Een van de grootste problemen in veenweidegebieden is veenoxidatie. Wanneer veengrond droogvalt, komt er zuurstof bij het bodemleven. Bacteriën en schimmels breken dan de organische stof in het veen af: een proces waarbij de bodem letterlijk ‘opgegeten’ wordt. Hierdoor zakt het maaiveld met enkele millimeters tot meer dan een centimeter per jaar. Tegelijkertijd komt er een aanzienlijke hoeveelheid broeikasgassen vrij, waaronder koolstofdioxide (CO₂), lachgas (N₂O) en methaan (CH₄). Deze dragen bij aan klimaatverandering.
Bodemdaling als gevolg van veenoxidatie heeft meerdere gevolgen. Niet alleen neemt het overstromingsrisico toe, ook verzakken wegen, gebouwen, kabels en leidingen. Bovendien moet steeds meer water worden weggepompt om landbouw mogelijk te houden, terwijl de zeespiegel stijgt en verzilting dreigt. Daarnaast zorgen verschillen in dalingssnelheid op perceelsniveau voor hoogteverschillen die het waterbeheer complexer en duurder maken.
Om deze problemen het hoofd te bieden, groeit de roep om het grondwaterpeil in veengebieden te verhogen. Door het waterpeil omhoog te brengen, wordt veenoxidatie sterk vertraagd en blijft het veen beter behouden. Dit beperkt de uitstoot van broeikasgassen, voorkomt verdere bodemdaling en vermindert verzakkingen. Ook neemt de druk op het waterbeheer af, doordat de behoefte aan intensieve ontwatering daalt.

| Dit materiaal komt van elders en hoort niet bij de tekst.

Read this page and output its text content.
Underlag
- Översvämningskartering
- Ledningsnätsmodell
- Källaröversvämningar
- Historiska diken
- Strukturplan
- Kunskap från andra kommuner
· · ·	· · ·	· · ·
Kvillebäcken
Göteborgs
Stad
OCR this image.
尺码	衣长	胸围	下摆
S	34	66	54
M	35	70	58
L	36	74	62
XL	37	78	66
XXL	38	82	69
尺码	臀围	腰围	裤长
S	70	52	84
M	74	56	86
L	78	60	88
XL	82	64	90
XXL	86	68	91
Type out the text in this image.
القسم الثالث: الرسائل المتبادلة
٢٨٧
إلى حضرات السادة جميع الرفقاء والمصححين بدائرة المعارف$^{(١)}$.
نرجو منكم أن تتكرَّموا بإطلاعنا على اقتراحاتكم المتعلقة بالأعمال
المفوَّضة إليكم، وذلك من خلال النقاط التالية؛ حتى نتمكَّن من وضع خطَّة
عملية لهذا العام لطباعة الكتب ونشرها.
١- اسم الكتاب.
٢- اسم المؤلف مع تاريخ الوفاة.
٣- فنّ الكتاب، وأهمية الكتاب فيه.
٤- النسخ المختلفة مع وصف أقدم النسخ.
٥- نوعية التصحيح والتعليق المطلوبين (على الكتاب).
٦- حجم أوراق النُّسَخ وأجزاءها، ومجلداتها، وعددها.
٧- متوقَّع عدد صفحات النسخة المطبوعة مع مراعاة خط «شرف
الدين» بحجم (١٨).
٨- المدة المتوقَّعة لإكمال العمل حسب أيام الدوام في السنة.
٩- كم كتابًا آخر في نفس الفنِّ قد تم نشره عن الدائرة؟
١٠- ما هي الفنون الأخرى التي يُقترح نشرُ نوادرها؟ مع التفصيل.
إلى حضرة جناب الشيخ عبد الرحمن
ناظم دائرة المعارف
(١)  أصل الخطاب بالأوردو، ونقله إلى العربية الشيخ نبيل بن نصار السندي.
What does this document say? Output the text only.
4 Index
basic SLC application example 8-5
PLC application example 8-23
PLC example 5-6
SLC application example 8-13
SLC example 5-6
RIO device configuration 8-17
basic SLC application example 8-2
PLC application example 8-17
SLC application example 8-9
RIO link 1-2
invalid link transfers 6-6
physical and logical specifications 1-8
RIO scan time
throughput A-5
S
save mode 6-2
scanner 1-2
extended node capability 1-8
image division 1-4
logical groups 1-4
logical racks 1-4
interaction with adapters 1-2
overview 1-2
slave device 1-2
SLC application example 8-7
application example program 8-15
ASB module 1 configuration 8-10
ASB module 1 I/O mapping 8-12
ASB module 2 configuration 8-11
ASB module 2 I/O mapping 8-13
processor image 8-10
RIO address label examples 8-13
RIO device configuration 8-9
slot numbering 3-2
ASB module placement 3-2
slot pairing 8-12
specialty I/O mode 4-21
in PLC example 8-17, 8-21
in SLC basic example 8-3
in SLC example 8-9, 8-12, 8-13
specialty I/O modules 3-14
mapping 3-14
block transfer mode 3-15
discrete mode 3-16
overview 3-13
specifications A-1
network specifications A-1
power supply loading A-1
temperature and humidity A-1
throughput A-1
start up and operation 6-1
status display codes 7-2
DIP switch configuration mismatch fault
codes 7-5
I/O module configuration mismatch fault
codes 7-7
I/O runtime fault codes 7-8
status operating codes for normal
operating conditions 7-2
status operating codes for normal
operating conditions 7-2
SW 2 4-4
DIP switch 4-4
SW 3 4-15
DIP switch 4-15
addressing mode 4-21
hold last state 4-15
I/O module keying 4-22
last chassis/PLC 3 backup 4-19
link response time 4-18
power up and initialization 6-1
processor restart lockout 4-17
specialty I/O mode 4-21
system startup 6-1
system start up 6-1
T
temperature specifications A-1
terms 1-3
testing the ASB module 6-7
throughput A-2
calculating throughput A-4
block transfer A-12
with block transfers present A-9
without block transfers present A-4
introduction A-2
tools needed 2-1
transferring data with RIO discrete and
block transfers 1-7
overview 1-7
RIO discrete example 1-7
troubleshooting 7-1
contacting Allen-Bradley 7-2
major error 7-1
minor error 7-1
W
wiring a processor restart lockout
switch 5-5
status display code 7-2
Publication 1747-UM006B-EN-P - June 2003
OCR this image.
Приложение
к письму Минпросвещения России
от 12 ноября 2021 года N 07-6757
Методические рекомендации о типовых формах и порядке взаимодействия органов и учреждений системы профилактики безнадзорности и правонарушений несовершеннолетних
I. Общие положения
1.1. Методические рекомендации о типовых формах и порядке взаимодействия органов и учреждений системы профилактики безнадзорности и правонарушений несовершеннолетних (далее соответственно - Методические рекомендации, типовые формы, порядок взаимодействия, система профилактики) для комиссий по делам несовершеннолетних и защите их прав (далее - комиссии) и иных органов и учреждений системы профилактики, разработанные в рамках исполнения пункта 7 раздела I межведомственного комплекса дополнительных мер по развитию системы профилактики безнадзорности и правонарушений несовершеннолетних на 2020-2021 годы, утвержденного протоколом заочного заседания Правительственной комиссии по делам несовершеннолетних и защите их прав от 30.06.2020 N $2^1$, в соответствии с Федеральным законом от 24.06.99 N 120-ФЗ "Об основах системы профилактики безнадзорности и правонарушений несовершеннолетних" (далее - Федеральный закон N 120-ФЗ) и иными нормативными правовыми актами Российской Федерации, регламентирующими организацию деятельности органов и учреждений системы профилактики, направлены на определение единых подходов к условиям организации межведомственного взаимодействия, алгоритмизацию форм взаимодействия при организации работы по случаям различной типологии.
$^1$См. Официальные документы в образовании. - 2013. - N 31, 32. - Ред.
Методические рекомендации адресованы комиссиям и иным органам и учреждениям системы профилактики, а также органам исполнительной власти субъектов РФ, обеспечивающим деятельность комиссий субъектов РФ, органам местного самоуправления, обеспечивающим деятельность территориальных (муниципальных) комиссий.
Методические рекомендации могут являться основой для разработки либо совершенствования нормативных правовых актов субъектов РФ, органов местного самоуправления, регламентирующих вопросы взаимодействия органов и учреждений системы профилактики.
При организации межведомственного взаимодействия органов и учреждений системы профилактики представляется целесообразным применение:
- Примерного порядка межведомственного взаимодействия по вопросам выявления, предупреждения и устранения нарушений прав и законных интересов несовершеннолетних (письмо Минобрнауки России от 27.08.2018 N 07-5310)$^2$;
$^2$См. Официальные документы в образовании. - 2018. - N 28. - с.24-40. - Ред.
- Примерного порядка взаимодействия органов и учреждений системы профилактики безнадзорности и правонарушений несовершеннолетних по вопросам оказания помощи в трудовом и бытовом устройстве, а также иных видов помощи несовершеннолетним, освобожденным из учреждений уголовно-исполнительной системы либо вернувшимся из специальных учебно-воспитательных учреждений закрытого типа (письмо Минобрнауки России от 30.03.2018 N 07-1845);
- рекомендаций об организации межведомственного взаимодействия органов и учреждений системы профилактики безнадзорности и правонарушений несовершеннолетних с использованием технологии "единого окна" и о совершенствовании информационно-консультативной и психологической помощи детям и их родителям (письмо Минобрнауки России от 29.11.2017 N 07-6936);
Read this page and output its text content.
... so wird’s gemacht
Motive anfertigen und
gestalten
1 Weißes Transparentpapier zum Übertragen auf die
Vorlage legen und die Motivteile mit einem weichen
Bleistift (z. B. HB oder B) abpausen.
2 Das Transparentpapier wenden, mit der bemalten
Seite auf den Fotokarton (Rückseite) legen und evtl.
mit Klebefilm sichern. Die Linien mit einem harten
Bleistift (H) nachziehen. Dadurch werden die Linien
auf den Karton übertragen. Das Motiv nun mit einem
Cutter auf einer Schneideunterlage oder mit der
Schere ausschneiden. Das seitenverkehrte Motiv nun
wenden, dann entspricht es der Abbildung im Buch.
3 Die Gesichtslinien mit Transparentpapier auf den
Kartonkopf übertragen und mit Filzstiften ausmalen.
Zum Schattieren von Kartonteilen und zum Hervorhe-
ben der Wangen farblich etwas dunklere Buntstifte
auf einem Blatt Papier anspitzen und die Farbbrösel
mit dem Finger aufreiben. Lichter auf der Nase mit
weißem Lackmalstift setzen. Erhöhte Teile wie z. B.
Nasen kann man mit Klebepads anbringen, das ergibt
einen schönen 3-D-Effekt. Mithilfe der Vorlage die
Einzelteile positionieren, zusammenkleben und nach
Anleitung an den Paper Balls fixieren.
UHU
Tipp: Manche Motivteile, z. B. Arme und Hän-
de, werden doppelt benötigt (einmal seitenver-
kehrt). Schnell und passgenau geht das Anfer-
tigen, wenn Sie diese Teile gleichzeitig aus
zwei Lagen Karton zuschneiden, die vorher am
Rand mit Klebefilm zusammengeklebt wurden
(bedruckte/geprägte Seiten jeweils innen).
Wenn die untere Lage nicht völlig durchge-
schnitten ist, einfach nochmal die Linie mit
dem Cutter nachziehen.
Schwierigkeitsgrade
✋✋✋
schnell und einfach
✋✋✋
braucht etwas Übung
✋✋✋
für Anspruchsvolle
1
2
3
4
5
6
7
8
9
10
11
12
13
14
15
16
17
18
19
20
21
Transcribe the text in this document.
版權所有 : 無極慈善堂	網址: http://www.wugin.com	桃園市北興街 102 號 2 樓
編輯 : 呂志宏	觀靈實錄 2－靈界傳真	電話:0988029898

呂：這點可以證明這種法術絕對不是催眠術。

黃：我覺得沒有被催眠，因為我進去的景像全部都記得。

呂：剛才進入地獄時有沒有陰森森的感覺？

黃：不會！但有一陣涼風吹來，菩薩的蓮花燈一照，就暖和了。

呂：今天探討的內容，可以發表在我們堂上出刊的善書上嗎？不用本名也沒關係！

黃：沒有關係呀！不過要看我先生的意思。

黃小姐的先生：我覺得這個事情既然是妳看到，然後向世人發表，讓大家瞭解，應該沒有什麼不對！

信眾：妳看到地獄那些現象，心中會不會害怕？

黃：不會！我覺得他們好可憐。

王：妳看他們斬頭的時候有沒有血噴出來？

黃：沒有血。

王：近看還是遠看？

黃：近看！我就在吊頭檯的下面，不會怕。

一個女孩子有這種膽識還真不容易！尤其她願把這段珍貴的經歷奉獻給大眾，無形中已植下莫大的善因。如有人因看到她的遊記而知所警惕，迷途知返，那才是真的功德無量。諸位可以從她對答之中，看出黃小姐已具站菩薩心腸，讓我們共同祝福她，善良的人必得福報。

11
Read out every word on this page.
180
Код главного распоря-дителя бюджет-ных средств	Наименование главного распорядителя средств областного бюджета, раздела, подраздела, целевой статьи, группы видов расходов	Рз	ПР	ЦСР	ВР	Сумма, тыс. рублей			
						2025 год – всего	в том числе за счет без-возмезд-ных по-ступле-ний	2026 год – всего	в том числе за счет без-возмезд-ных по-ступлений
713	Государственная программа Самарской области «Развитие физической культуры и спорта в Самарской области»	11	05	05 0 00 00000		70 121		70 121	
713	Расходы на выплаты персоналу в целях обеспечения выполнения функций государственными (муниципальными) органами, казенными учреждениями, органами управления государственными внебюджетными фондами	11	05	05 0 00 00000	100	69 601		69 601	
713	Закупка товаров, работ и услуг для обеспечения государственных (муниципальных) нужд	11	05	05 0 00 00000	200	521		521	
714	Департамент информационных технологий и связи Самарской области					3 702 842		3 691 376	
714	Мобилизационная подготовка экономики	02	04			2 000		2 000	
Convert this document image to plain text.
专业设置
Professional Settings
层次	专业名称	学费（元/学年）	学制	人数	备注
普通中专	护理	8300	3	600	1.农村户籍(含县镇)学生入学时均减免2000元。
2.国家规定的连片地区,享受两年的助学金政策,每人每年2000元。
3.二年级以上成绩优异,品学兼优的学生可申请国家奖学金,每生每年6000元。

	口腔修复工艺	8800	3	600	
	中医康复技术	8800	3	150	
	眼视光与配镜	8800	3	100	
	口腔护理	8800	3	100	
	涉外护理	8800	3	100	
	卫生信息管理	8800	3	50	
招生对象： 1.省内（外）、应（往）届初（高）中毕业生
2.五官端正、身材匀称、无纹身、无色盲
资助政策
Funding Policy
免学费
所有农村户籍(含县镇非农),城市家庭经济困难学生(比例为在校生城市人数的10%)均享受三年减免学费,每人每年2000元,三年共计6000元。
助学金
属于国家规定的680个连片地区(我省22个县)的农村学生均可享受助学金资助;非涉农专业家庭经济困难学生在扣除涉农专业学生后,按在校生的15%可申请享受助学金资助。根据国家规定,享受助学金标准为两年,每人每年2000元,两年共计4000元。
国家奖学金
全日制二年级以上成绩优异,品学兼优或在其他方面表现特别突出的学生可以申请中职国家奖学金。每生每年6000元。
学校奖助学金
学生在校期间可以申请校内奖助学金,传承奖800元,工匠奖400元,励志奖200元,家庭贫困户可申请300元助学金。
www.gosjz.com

Een hoger waterpeil is echter niet zonder gevolgen. De traditionele melkveehouderij, met Engels raaigras als dominante teelt, komt onder druk te staan omdat deze gewassen slecht tegen natte omstandigheden kunnen. Daarom wordt er gezocht naar alternatieve vormen van landgebruik, zoals natte teelten. Deze gewassen zijn aangepast aan natte bodems en kunnen een bijdrage leveren aan natuurontwikkeling, waterzuivering of zelfs de productie van biobased materialen. Zo ontstaan er kansen voor nieuwe verdienmodellen, waarin landbouw, natuur en klimaatdoelen beter in balans zijn.